Addition of StreamsMetadataState::getStandbyMetadataListForKey() to returns a list of StreamsMetadata which contains all the standbys available in the system for the partition. We would have access to allMetadata containing activePartitions as well as standby partitions in the StreamsMetadataState.java with the above changes.
- Overloading KafkaStreams#store() to add a new boolean parameter includeStaleStores which will be false by default if current KafkaStreams#store() is called.
- Renaming partitionsForHost to activePartitionsForHost in StreamsMetadataState.java and partitionsByHostState to activePartitionsByHostState in StreamsPartitionAssignor.java
- We also might need to make changes to make the offset lag information tracked in-memory accessible for the lag APIs.
Compatibility, Deprecation, and Migration Plan
- This KIP affects StreamsMetadata and AssignmentInfo. Our changes to StreamsMetadata will be compatible with existing streams apps. AssignmentInfo changes will add a standbyPartitionsByHost map, we would need to upgrade AssignmentInfo version and we expect the existing version probing mechanism to handle the migration path.
- Two methods(KafkaStreams#metadataForKey()) are deprecated and users can migrate their code to use the two new methods(KafkaStreams#queryMetadataForKey()) instead.
Rejected Alternatives
- Adding a StreamsConfig to have a universal enableStandbyServing flag for the application. This would restrict the functionality as there could be multiple stores in an application and we need to have the flexibility to extend different consistency guarantees in such cases, which would be restricted by having a StreamsConfig.
- Making the Streams APIs lag aware e.g only return standbys within a certain time/offset lag. It did not add a lot of value to push this into Streams. Instead, the KIP keeps Streams agnostic of what acceptable values for lag is and provides the application/user flexibility to choose.

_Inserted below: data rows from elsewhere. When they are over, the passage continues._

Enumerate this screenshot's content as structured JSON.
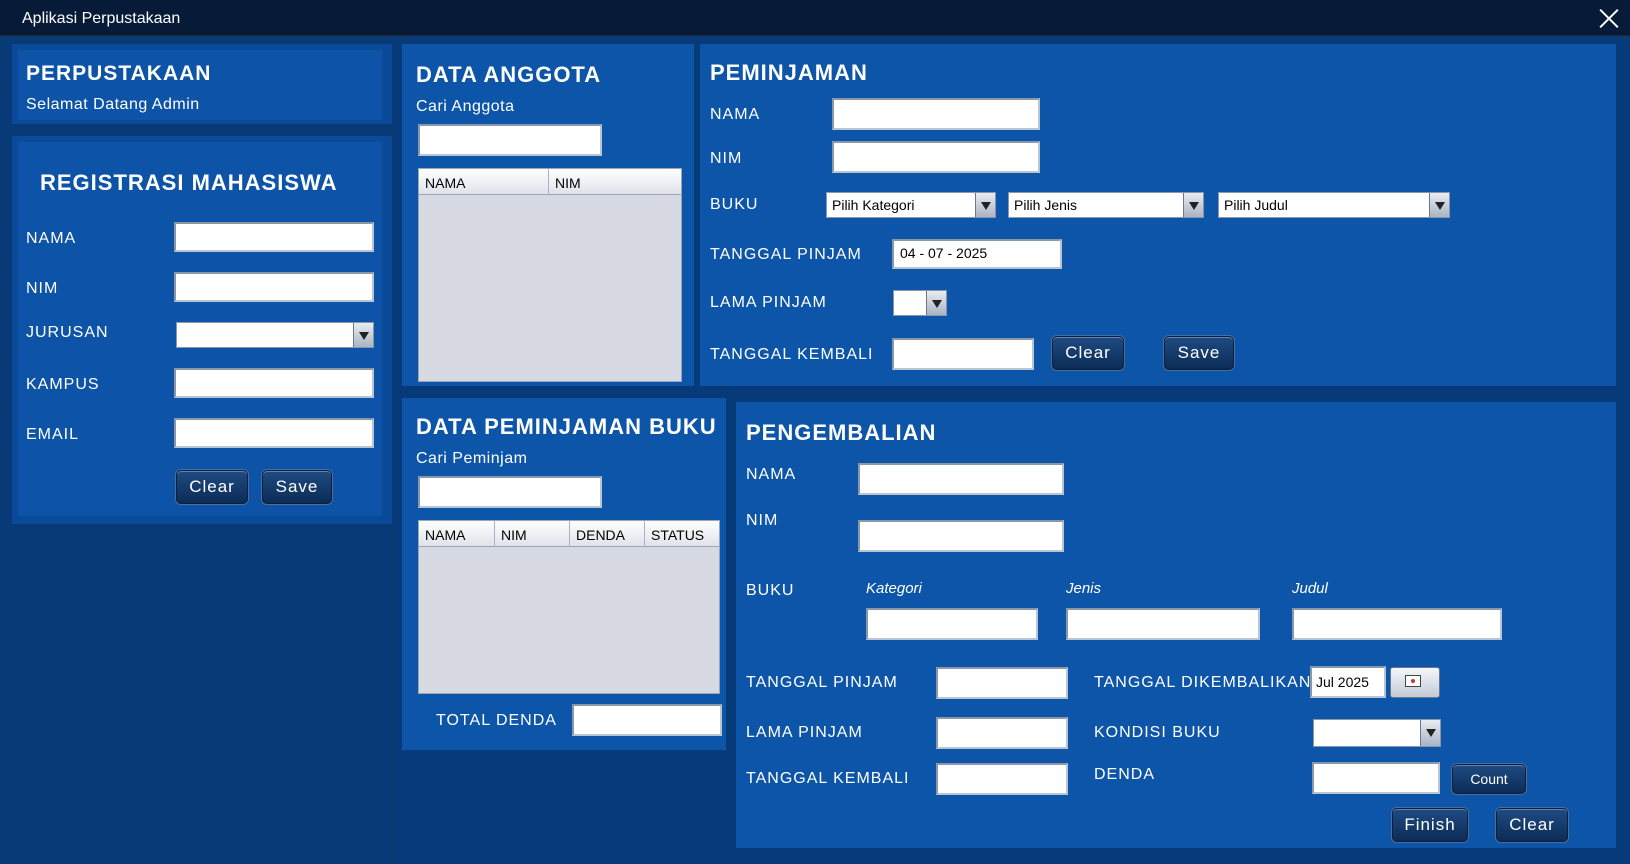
{
  "window": {
    "title": "Aplikasi Perpustakaan"
  },
  "header": {
    "title": "PERPUSTAKAAN",
    "welcome": "Selamat Datang Admin"
  },
  "registrasi": {
    "title": "REGISTRASI MAHASISWA",
    "nama_label": "NAMA",
    "nim_label": "NIM",
    "jurusan_label": "JURUSAN",
    "kampus_label": "KAMPUS",
    "email_label": "EMAIL",
    "clear_label": "Clear",
    "save_label": "Save"
  },
  "anggota": {
    "title": "DATA ANGGOTA",
    "search_label": "Cari Anggota",
    "columns": [
      "NAMA",
      "NIM"
    ]
  },
  "peminjaman": {
    "title": "PEMINJAMAN",
    "nama_label": "NAMA",
    "nim_label": "NIM",
    "buku_label": "BUKU",
    "kategori_value": "Pilih Kategori",
    "jenis_value": "Pilih Jenis",
    "judul_value": "Pilih Judul",
    "tanggal_pinjam_label": "TANGGAL PINJAM",
    "tanggal_pinjam_value": "04 - 07 - 2025",
    "lama_pinjam_label": "LAMA PINJAM",
    "tanggal_kembali_label": "TANGGAL KEMBALI",
    "clear_label": "Clear",
    "save_label": "Save"
  },
  "data_peminjaman": {
    "title": "DATA PEMINJAMAN BUKU",
    "search_label": "Cari Peminjam",
    "columns": [
      "NAMA",
      "NIM",
      "DENDA",
      "STATUS"
    ],
    "total_denda_label": "TOTAL DENDA"
  },
  "pengembalian": {
    "title": "PENGEMBALIAN",
    "nama_label": "NAMA",
    "nim_label": "NIM",
    "buku_label": "BUKU",
    "kategori_label": "Kategori",
    "jenis_label": "Jenis",
    "judul_label": "Judul",
    "tanggal_pinjam_label": "TANGGAL PINJAM",
    "lama_pinjam_label": "LAMA PINJAM",
    "tanggal_kembali_label": "TANGGAL KEMBALI",
    "tanggal_dikembalikan_label": "TANGGAL DIKEMBALIKAN",
    "tanggal_dikembalikan_value": "Jul 2025",
    "kondisi_label": "KONDISI BUKU",
    "denda_label": "DENDA",
    "count_label": "Count",
    "finish_label": "Finish",
    "clear_label": "Clear"
  },
  "icons": {
    "close": "close-icon",
    "calendar": "calendar-icon",
    "dropdown": "chevron-down-icon"
  }
}
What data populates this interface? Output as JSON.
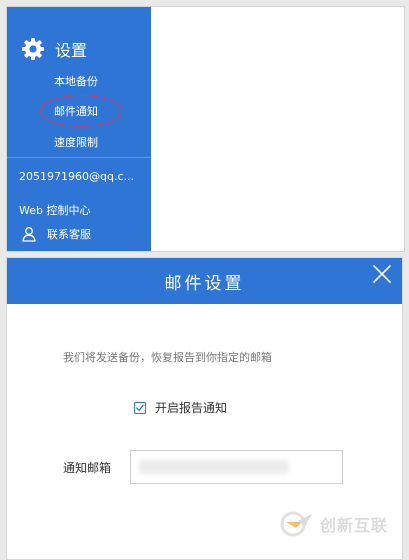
{
  "sidebar": {
    "title": "设置",
    "items": [
      {
        "label": "本地备份"
      },
      {
        "label": "邮件通知"
      },
      {
        "label": "速度限制"
      }
    ],
    "account": "2051971960@qq.c...",
    "web_console": "Web 控制中心",
    "contact": "联系客服"
  },
  "dialog": {
    "title": "邮件设置",
    "description": "我们将发送备份，恢复报告到你指定的邮箱",
    "report_toggle_label": "开启报告通知",
    "report_toggle_checked": true,
    "email_label": "通知邮箱",
    "email_value": ""
  },
  "watermark": {
    "text": "创新互联"
  },
  "icons": {
    "settings": "gear-icon",
    "contact": "user-icon",
    "close": "close-icon",
    "check": "checkmark-icon"
  },
  "colors": {
    "accent": "#2f75d6",
    "annotation": "#d23b6a"
  }
}
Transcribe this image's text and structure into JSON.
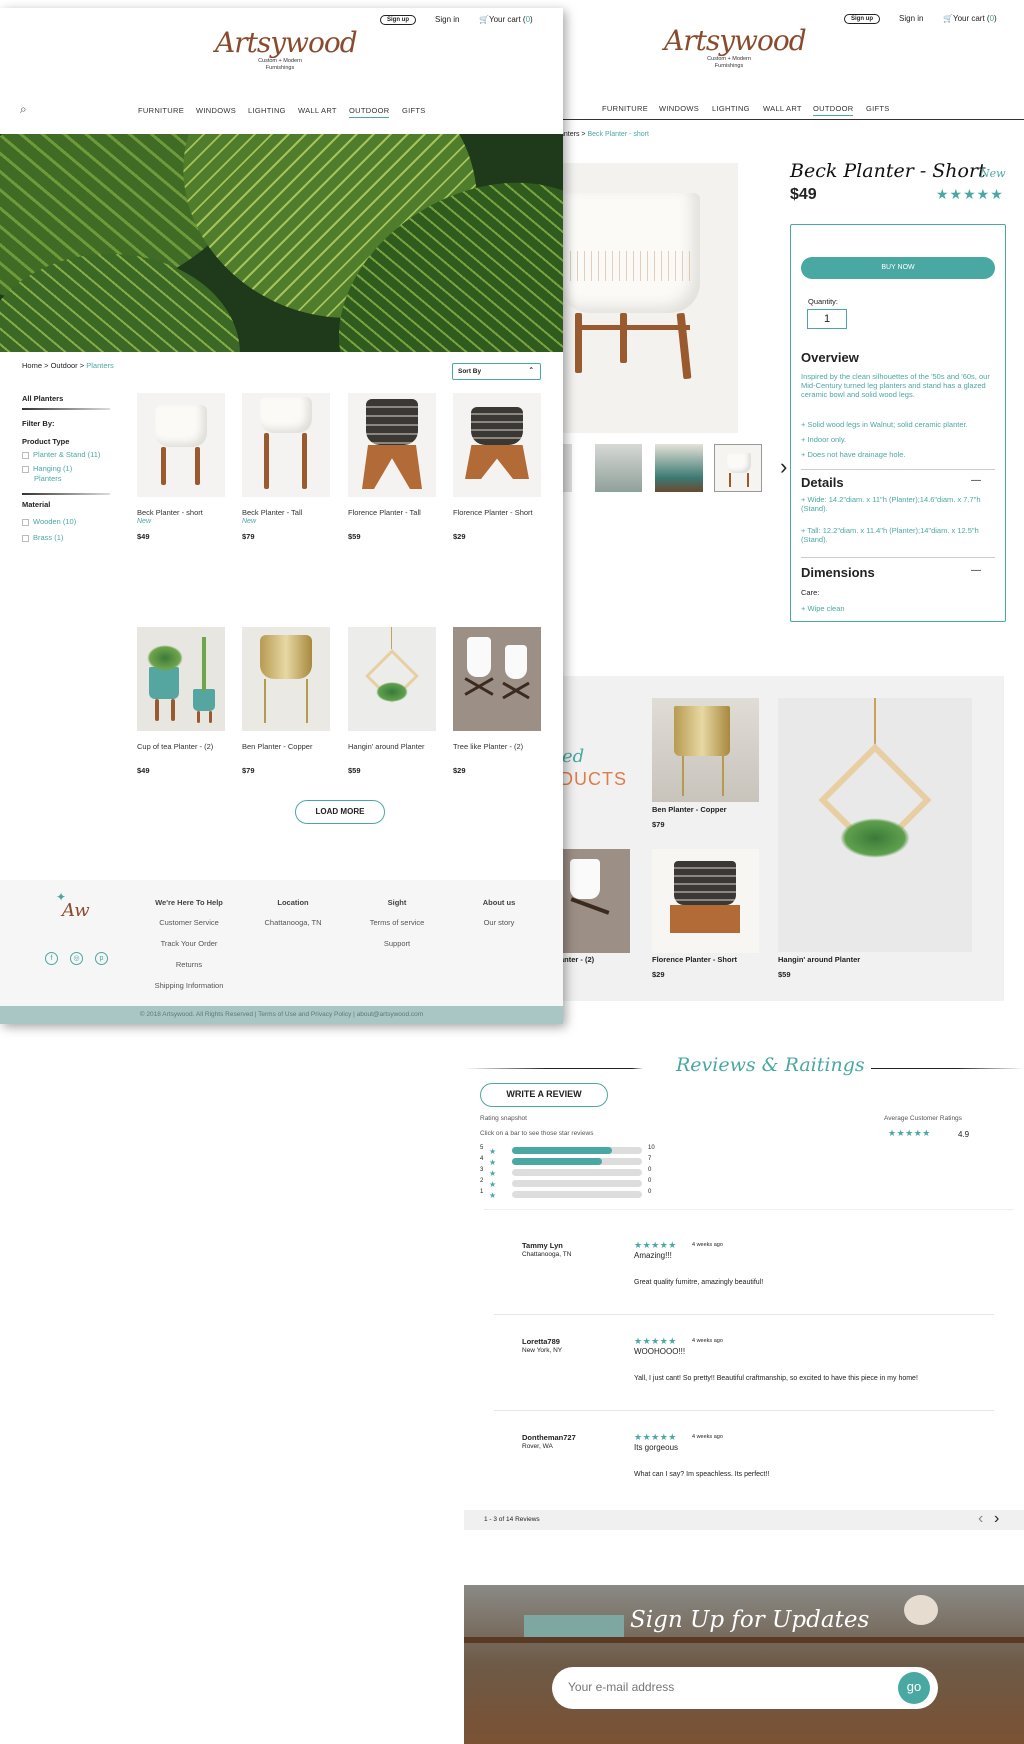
{
  "brand": {
    "name": "Artsywood",
    "tagline_1": "Custom + Modern",
    "tagline_2": "Furnishings",
    "footer_logo_text": "Aw"
  },
  "topbar": {
    "sign_up": "Sign up",
    "sign_in": "Sign in",
    "cart_label": "Your cart (",
    "cart_count": "0",
    "cart_close": ")"
  },
  "nav": {
    "items": [
      "FURNITURE",
      "WINDOWS",
      "LIGHTING",
      "WALL ART",
      "OUTDOOR",
      "GIFTS"
    ],
    "active": "OUTDOOR"
  },
  "listing": {
    "breadcrumb": {
      "home": "Home >",
      "outdoor": "Outdoor",
      "sep": ">",
      "current": "Planters"
    },
    "sort_label": "Sort By",
    "sidebar": {
      "all": "All Planters",
      "filter_by": "Filter By:",
      "product_type": "Product Type",
      "types": [
        "Planter & Stand (11)",
        "Hanging (1)",
        "Planters"
      ],
      "material": "Material",
      "materials": [
        "Wooden (10)",
        "Brass (1)"
      ]
    },
    "products": [
      {
        "name": "Beck Planter - short",
        "badge": "New",
        "price": "$49"
      },
      {
        "name": "Beck Planter - Tall",
        "badge": "New",
        "price": "$79"
      },
      {
        "name": "Florence Planter - Tall",
        "badge": "",
        "price": "$59"
      },
      {
        "name": "Florence Planter - Short",
        "badge": "",
        "price": "$29"
      },
      {
        "name": "Cup of tea Planter - (2)",
        "badge": "",
        "price": "$49"
      },
      {
        "name": "Ben Planter - Copper",
        "badge": "",
        "price": "$79"
      },
      {
        "name": "Hangin' around Planter",
        "badge": "",
        "price": "$59"
      },
      {
        "name": "Tree like Planter - (2)",
        "badge": "",
        "price": "$29"
      }
    ],
    "load_more": "LOAD MORE"
  },
  "footer": {
    "cols": [
      {
        "heading": "We're Here To Help",
        "links": [
          "Customer Service",
          "Track Your Order",
          "Returns",
          "Shipping Information"
        ]
      },
      {
        "heading": "Location",
        "links": [
          "Chattanooga, TN"
        ]
      },
      {
        "heading": "Sight",
        "links": [
          "Terms of service",
          "Support"
        ]
      },
      {
        "heading": "About us",
        "links": [
          "Our story"
        ]
      }
    ],
    "social": [
      "f",
      "◎",
      "p"
    ],
    "copyright": "© 2018 Artsywood. All Rights Reserved | Terms of Use and Privacy Policy |   about@artsywood.com"
  },
  "product": {
    "breadcrumb_partial": "anters",
    "breadcrumb_sep": ">",
    "breadcrumb_current": "Beck Planter - short",
    "title": "Beck Planter - Short",
    "badge": "New",
    "price": "$49",
    "stars": "★★★★★",
    "buy_now": "BUY NOW",
    "quantity_label": "Quantity:",
    "quantity_value": "1",
    "overview_title": "Overview",
    "overview_text": "Inspired by the clean silhouettes of the '50s and '60s, our Mid-Century turned leg planters and stand has a glazed ceramic bowl and solid wood legs.",
    "overview_bullets": [
      "Solid wood legs in Walnut; solid ceramic planter.",
      "Indoor only.",
      "Does not have drainage hole."
    ],
    "details_title": "Details",
    "details_bullets": [
      "Wide: 14.2\"diam. x 11\"h (Planter);14.6\"diam. x 7.7\"h (Stand).",
      "Tall: 12.2\"diam. x 11.4\"h (Planter);14\"diam. x 12.5\"h (Stand)."
    ],
    "dimensions_title": "Dimensions",
    "care_label": "Care:",
    "care_bullets": [
      "Wipe clean"
    ],
    "collapse_icon": "—",
    "next_icon": "›"
  },
  "related": {
    "title_top": "ed",
    "title_bottom": "DUCTS",
    "items": [
      {
        "name": "Ben Planter - Copper",
        "price": "$79"
      },
      {
        "name": "anter - (2)",
        "price": ""
      },
      {
        "name": "Florence Planter - Short",
        "price": "$29"
      },
      {
        "name": "Hangin' around Planter",
        "price": "$59"
      }
    ]
  },
  "reviews": {
    "title": "Reviews & Raitings",
    "write_button": "WRITE A REVIEW",
    "snapshot_label": "Rating snapshot",
    "snapshot_hint": "Click on a bar to see those star reviews",
    "average_label": "Average Customer Ratings",
    "average_value": "4.9",
    "bars": [
      {
        "star": "5",
        "count": "10",
        "fraction": 0.77
      },
      {
        "star": "4",
        "count": "7",
        "fraction": 0.69
      },
      {
        "star": "3",
        "count": "0",
        "fraction": 0
      },
      {
        "star": "2",
        "count": "0",
        "fraction": 0
      },
      {
        "star": "1",
        "count": "0",
        "fraction": 0
      }
    ],
    "items": [
      {
        "name": "Tammy Lyn",
        "location": "Chattanooga, TN",
        "time": "4 weeks ago",
        "title": "Amazing!!!",
        "body": "Great quality furnitre, amazingly beautiful!"
      },
      {
        "name": "Loretta789",
        "location": "New York, NY",
        "time": "4 weeks ago",
        "title": "WOOHOOO!!!",
        "body": "Yall, I just cant! So pretty!! Beautiful craftmanship, so excited to have this piece in my home!"
      },
      {
        "name": "Dontheman727",
        "location": "Rover, WA",
        "time": "4 weeks ago",
        "title": "Its gorgeous",
        "body": "What can I say? Im speachless. Its perfect!!"
      }
    ],
    "pagination": "1 - 3 of 14 Reviews",
    "prev_icon": "‹",
    "next_icon": "›"
  },
  "signup": {
    "title": "Sign Up for Updates",
    "placeholder": "Your e-mail address",
    "go": "go"
  },
  "colors": {
    "accent": "#4aa8a3",
    "brand_brown": "#8a4b2d",
    "related_orange": "#e07b4a",
    "footer_band": "#a9c6c4"
  }
}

- Propagating lag information using the Rebalance protocol. Although it seemed like logical thing to do, with KIP-441 in mind, we decided against it due to various reasons. Foremost, the lag information is quickly outdated
- We decided against making multiple calls to StreamsMetadataState to fetch active tasks, standby tasks and the partition to which key belongs(as it is required to fetch lag) and have a new public class KeyQueryMetadata as it makes the code leaner and returns in a single fetch.
Since it's sufficient to just support offsetLag initially without needing time-based lag information right away and adding time-based lag needs broker changes to be implemented efficiently, we decided against implementing time-based offsets for now.